My Credit Score

What is the FICO Credit Score?

My Credit Score
My Credit Score

Fair Isaac Corporation (FICO) credit score is a summary of your credit risk. This score is a three-digit number and lenders look your score to determine your creditworthiness. This score is based on the information at one of the credit reporting but It is perceived that, the higher your credit score, the lower the risk of lending to you. Your credit score can influence the rate and terms of your loan. If you have a low credit score, you are likely to access credits at high rates. This is because the lender thinks it is risky lending money to you. It has often been observed that people with bad credit do not make payments of time and this increases the risk of lending to them.

Credit scores commonly range between 300 to 850. Although every lender may have a different standard for what they consider a good credit score, there are general categories for credit scores. A credit score range from 300 to 629 is considered a bad credit score. From 630 to 689 is considered a good credit score, 690 to 719 is categorized under a good credit score, and 720 and above is usually considered an excellent credit score.

How Often Does My Credit Score Change?

Your credit score changes when the information on your credit changes. For Instance, if you are checking the report for TransUnion, changes in the score will depend on changes made to your report.

Factors That Make Up Your FICO Credit Score?

Although everything that appears on your credit report helps in calculating your FICO credit score, their percentages vary.
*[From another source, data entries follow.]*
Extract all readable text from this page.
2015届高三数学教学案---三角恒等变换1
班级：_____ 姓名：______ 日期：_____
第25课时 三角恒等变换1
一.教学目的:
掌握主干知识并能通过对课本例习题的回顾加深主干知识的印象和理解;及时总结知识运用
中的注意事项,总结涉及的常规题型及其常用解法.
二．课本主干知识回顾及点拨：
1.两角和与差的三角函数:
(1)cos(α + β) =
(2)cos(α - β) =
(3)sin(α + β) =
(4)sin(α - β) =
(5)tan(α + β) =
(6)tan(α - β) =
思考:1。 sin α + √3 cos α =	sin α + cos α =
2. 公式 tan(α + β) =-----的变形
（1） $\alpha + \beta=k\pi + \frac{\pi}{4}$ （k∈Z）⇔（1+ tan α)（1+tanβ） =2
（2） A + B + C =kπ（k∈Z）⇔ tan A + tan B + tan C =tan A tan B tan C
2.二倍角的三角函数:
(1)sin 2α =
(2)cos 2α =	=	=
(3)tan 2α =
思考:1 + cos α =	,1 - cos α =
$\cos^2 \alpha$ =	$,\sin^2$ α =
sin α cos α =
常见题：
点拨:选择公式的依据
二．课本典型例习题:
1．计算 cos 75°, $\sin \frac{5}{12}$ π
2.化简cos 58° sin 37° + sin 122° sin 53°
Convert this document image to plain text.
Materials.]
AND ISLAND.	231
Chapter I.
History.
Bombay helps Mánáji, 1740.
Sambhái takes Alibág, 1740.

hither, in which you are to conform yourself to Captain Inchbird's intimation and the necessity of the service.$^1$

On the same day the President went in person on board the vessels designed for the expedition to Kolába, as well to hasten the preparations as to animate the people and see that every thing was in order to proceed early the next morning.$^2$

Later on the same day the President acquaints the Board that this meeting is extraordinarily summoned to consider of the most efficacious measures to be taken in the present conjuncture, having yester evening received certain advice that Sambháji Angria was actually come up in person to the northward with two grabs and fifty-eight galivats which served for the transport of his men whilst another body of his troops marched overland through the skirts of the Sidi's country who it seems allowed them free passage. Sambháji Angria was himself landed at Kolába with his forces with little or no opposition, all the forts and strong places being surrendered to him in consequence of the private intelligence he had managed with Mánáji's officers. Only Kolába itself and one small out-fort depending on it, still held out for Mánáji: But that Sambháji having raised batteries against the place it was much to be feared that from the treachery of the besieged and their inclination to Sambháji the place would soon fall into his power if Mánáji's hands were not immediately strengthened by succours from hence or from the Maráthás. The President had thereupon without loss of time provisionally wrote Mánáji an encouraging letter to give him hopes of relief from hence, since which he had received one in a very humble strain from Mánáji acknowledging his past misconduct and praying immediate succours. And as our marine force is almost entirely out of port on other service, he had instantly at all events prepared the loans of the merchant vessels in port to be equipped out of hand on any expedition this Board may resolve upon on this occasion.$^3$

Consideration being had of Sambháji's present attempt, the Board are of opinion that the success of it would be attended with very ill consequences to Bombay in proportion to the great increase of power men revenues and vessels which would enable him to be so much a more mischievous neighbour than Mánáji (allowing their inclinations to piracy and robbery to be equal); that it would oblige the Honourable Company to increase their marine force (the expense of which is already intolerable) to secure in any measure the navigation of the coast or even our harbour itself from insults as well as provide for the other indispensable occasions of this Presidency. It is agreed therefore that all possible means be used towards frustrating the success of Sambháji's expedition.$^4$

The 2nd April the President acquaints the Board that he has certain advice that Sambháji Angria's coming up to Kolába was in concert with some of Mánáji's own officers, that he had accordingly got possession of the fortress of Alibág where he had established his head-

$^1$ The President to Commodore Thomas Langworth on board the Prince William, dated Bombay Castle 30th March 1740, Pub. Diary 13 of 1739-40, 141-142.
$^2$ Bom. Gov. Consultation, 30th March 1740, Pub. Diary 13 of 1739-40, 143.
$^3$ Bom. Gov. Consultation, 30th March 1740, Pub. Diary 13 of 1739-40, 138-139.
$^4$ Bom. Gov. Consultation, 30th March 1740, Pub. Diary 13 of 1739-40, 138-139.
The items have been put into categories and in the calculation process, some categories carry more weight. Let us check the categories and their importance in the calculation process.

  1. Payment History (35%) Your payment history forms an important aspect of your credit score. This takes into account your credit cards. Mortgages, auto loans, and all other types of loans. It takes into account payments made and late or missed payments. With the late payments, it looks at the amount involves, and how late the payment is. This category also features foreclosures, bankruptcies, lawsuits, and liens.
  2. Amounts Owed (30%) Another important category is the total amount you owe lenders. FICO adds all your outstanding balances and also compares it to your credit limit. That is, they find the credit utilization ratio by finding a ratio of the amount owed to your credit limit. The lower the credit utilization ratio, the better.
  3. Length of Credit History (15%) People who want to get loans at good rates are advised to build their credit. The FICO score considers the length of your credit history in calculating your score. Usually, all loan and credit card payments are recorded as part of your credit history. If you have a long credit history that shows that you repay your loan on time, your creditworthiness is higher. Hence, in calculating the FICO score, people with a long history of loan repayments get better scores in this section.
  4. New Credit (10%) This category focuses on all the new loans and credit cards you have taken recently. This is important because more new credit could indicate that you are struggling with your finances and you are not ready for another credit. The lower the number, the better. It also considers all new inquiries. If several hard inquiries hit your account, it will affect your credit. However, if these inquiries are done within 45 days, they will be counted as one inquiry provided that they are all for the same loan type. Hence, with inquiries, the lesser the number the better it is for your credit score.
  5. Credit Mix (10%) The credit mix is all about the various credit accounts you have opened. The credit cards, auto loans, retailer accounts, home mortgages, and installment loans form part of the credit mix. People who do not have a long credit history can benefit from the credit mix. Although you may not have all the credit accounts, the more the different accounts the better.

How Do I Check my Credit Score

You will find your credit score on your credit report. You can visit to access free copies of your credit report for all three credit bureaus: TransUnion, Experian, and Equifax. Since you are allowed to access one free report for each annual, you can decide to take them every quarter. For instance, if you take an Experian report this quarter, you will take a TransUnion report the next quarter. When you access your report, take the opportunity to review the report. Make sure that your report has the correct information all the time. Since inaccurate information can affect your score.

If you realize that your score is bad, you should make an attempt to improve it. You can improve it by disputing errors, making payments on time, and avoid making several hard inquiries. You can also let someone of good financial standing add you as an authorized user to their credit cards to increase your credit limit. You can also hire a professional credit repair company to help you to improve your credit.